From the film’s website: John Mangano, a nice guy whose partying lifestyle has taken precedence over his business life, works in the family’s failing printing firm. He is told by his irate father that he has three months to come up with a successful business plan, or the company will go bust and he’ll be out of a job. At the advice of Nicole, a pretty woman who works at the firm, John turns to networking – a skill at which he is absolutely inept. He begins to navigate a totally unknown world of frenetic networking meetings and events and meets a cast of hilarious characters. As John races the clock he experiences the ups and downs of generating new business, at times being elated at opportunities and at other times being plummeted into deep despair.
I had the opportunity to attend a screening of The Networker at Golden Door International Film Festival in Jersey City, NJ. Having interviewed the affable John Gallagher back in 2012 (you can see the interview here), I knew I had to see it.
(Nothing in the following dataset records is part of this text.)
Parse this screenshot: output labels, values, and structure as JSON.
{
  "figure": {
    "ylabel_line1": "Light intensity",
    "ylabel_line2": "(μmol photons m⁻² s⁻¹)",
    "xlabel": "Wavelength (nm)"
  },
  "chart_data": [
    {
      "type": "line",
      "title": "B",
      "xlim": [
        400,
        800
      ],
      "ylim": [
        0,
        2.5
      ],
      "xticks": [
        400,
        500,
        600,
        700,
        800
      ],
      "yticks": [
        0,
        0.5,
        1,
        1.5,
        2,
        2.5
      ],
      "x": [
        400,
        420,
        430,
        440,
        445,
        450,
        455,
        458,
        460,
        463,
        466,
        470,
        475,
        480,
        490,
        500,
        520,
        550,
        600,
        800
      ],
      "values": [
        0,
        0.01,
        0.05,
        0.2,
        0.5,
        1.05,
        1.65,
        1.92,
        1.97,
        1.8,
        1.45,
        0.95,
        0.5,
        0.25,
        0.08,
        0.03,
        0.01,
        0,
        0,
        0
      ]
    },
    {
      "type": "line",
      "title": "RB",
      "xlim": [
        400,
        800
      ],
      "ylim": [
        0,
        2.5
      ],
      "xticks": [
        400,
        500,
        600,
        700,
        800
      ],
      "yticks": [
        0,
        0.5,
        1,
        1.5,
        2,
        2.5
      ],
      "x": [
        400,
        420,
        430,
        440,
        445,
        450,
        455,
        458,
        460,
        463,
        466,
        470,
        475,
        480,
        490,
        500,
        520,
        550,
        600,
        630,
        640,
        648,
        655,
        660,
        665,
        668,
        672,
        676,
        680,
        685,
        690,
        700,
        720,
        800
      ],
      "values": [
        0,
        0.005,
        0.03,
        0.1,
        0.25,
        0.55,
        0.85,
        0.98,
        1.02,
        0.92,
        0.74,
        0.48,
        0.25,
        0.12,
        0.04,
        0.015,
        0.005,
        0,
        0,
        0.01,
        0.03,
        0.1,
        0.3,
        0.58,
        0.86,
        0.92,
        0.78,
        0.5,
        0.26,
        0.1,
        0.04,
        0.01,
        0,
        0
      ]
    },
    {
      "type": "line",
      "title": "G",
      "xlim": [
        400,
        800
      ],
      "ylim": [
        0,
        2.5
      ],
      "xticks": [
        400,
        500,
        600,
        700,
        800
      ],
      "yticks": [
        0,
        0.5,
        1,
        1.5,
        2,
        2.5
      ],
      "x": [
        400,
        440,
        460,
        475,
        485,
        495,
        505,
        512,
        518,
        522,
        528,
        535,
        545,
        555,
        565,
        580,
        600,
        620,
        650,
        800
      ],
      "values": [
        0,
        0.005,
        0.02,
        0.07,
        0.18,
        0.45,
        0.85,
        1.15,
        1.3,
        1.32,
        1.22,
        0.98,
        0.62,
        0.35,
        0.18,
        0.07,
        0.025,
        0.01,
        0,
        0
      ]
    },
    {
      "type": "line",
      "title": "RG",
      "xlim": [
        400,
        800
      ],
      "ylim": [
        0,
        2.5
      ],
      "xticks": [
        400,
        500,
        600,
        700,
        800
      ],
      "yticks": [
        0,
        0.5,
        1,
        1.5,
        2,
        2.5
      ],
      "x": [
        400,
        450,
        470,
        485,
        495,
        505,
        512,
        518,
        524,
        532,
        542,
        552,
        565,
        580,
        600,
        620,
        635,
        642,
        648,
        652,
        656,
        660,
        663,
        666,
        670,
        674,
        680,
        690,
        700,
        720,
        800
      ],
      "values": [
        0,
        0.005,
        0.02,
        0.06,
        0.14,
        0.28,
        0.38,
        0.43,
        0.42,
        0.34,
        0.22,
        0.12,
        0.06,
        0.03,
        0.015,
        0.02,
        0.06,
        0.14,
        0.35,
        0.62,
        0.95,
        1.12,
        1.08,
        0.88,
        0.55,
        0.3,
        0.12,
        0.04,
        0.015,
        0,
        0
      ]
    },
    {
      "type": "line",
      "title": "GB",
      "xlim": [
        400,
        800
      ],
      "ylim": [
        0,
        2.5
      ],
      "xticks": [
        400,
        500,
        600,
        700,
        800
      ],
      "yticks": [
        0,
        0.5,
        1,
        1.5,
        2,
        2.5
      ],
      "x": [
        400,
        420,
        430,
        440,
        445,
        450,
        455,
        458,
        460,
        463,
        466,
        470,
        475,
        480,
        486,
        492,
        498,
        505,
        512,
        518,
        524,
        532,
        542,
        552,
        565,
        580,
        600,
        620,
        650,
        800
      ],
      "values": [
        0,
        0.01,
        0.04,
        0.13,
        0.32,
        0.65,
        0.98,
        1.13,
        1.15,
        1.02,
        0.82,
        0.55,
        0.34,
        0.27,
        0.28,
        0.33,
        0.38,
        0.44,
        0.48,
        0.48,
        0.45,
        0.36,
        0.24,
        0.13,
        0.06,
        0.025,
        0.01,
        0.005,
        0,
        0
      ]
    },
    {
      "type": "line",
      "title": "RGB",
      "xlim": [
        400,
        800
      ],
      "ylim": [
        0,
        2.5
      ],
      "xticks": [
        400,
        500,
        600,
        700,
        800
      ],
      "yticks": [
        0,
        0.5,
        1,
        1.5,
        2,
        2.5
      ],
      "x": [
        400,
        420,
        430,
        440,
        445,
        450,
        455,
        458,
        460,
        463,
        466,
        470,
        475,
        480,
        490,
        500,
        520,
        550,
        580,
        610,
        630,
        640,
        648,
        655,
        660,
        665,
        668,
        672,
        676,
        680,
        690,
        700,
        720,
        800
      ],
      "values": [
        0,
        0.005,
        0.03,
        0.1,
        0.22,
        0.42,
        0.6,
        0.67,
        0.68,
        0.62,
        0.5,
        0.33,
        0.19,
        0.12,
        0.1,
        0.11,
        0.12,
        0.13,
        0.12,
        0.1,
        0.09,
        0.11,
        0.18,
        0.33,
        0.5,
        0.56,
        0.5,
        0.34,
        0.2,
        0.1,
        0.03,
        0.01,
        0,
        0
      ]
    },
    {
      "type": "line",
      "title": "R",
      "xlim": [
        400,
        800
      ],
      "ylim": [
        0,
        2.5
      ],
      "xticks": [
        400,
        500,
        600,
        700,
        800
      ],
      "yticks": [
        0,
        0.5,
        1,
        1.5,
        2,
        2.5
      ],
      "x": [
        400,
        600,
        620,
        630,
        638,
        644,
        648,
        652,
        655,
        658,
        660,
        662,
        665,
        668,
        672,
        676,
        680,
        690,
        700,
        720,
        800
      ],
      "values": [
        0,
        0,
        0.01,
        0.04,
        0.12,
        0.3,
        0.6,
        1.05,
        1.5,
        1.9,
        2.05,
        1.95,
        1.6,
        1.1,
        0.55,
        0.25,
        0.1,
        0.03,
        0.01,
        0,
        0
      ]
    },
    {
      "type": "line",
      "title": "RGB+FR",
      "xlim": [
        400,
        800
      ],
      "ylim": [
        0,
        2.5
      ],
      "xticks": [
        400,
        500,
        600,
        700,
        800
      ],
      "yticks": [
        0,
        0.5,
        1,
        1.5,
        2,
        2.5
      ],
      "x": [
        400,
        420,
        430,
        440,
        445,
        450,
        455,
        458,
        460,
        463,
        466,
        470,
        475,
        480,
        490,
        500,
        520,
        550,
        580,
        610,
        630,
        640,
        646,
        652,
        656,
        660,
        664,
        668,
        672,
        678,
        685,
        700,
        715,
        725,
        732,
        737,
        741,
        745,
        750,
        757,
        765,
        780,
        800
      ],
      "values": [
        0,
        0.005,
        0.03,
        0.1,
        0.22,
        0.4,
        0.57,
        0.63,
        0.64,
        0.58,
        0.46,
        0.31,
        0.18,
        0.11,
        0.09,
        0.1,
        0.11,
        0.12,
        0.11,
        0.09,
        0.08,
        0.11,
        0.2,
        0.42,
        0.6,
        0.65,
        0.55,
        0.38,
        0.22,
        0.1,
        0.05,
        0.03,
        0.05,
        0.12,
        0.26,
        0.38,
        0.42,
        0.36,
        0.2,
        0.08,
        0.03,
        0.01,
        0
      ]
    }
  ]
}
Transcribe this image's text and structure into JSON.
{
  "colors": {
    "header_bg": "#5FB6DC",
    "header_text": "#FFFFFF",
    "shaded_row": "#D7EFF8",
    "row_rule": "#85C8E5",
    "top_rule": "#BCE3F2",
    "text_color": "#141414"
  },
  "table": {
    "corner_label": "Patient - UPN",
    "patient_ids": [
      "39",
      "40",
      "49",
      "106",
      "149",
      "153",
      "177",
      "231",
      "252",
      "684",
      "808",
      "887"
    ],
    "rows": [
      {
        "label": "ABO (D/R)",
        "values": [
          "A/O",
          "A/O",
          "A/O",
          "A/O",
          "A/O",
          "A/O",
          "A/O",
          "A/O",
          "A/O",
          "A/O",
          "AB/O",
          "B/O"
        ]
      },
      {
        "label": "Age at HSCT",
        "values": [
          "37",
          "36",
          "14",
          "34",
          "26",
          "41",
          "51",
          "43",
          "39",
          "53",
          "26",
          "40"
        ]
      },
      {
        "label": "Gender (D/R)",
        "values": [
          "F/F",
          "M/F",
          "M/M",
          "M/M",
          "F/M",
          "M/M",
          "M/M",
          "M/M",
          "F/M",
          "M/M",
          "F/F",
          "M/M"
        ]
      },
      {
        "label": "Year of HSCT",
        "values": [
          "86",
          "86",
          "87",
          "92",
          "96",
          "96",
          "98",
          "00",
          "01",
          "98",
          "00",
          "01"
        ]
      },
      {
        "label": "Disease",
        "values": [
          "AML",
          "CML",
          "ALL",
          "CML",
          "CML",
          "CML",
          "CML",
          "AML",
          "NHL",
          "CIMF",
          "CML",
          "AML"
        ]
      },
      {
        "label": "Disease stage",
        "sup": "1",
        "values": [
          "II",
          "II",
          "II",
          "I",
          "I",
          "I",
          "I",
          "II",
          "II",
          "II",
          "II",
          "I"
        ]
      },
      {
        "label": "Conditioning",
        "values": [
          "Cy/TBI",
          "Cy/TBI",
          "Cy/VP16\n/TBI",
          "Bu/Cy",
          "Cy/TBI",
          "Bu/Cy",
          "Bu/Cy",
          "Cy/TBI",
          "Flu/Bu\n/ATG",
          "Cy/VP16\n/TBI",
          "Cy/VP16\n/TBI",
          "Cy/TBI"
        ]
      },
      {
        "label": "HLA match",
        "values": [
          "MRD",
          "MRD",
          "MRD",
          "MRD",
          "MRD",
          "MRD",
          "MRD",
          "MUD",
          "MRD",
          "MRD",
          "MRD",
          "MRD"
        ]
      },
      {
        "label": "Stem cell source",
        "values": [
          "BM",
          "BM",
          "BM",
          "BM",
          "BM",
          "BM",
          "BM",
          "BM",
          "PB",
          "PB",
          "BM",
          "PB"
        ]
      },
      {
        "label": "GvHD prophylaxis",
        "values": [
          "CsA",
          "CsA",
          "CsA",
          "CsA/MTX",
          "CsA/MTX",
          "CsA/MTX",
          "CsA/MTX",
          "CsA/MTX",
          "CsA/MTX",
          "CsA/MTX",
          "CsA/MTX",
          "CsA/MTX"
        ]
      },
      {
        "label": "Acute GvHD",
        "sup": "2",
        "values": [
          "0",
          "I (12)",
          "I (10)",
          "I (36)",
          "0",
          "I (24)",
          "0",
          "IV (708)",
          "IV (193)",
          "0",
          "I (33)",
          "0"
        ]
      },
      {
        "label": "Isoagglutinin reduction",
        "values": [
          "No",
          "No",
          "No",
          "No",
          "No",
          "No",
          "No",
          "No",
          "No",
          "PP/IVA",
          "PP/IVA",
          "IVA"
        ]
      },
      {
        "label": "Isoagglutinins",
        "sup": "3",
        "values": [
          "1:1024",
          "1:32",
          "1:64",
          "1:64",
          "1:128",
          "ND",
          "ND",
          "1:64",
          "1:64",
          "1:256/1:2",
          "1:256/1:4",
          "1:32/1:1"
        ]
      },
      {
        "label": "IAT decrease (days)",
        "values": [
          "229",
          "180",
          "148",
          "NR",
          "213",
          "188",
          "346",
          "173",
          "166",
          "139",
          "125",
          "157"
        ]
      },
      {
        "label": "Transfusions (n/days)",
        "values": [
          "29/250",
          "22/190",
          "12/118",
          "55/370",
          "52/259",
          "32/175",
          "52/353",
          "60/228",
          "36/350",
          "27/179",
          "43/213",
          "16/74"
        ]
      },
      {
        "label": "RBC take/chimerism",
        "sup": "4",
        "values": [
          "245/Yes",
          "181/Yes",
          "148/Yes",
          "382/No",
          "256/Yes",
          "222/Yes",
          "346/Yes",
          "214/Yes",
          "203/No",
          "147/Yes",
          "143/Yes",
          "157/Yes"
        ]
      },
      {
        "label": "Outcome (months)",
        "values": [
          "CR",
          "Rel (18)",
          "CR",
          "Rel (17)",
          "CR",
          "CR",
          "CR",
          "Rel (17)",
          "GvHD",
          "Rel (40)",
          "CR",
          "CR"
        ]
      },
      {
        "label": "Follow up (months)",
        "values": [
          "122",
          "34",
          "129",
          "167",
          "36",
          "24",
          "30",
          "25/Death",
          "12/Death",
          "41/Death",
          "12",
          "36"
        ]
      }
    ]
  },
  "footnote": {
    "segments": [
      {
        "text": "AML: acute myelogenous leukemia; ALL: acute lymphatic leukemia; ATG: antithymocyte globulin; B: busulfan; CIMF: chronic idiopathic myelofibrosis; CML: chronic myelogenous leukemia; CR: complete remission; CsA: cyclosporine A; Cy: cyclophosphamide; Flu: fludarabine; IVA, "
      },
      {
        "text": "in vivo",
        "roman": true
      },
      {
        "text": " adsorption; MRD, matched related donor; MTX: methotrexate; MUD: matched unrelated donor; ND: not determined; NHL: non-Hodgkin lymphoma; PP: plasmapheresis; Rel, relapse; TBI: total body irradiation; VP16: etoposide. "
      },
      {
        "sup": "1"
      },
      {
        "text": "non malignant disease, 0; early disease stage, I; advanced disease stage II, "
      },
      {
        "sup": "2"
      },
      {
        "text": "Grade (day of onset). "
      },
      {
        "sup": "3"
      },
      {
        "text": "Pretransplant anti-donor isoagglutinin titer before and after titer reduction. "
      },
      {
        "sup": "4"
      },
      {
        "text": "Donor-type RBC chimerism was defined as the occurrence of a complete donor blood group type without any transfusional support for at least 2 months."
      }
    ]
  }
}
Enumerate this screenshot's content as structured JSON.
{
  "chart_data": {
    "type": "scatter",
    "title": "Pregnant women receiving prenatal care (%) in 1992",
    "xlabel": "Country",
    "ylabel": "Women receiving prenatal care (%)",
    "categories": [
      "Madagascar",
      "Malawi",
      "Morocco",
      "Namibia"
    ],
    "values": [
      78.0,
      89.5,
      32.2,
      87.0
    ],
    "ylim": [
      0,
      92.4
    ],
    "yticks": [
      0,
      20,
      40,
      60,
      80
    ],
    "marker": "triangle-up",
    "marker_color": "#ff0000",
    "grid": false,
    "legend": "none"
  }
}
I found The Networker to be such a likeable and engaging film. Perfectly cast and directed, I think anyone who has ever struggled with trying to meet people and drum up business opportunities would be able to relate. It felt very realistic with really interesting, natural performances from the actors. Starring Steve Stanulis, William Forsythe, Sean Young, Alysia Reiner, and Deborah Twiss, Stephen Baldwin also made a hilarious appearance as an eccentric business coach the main character John meets at a networking event. My absolute favorite character was David Finkelstein (played by Philip Moon). Asian in appearance, Mr. Finkelstein is constantly using Yiddish expressions and referring to his Judaism. Finally, the main character asks him the question we’ve all been thinking, and he reveals the obvious: that his parents adopted him. For some reason the whole Asian man being Jewish thing was hysterical to me, and Mr. Moon played the role with perfect timing.
John Gallagher has a knack for making films with very relatable characters, and I’m looking forward to seeing more from him. I also hope that The Networker gets a wider release, as well as online distribution soon, so that more people can experience it, and also continue to cringe at the thought of networking and remember that they’re not the only one!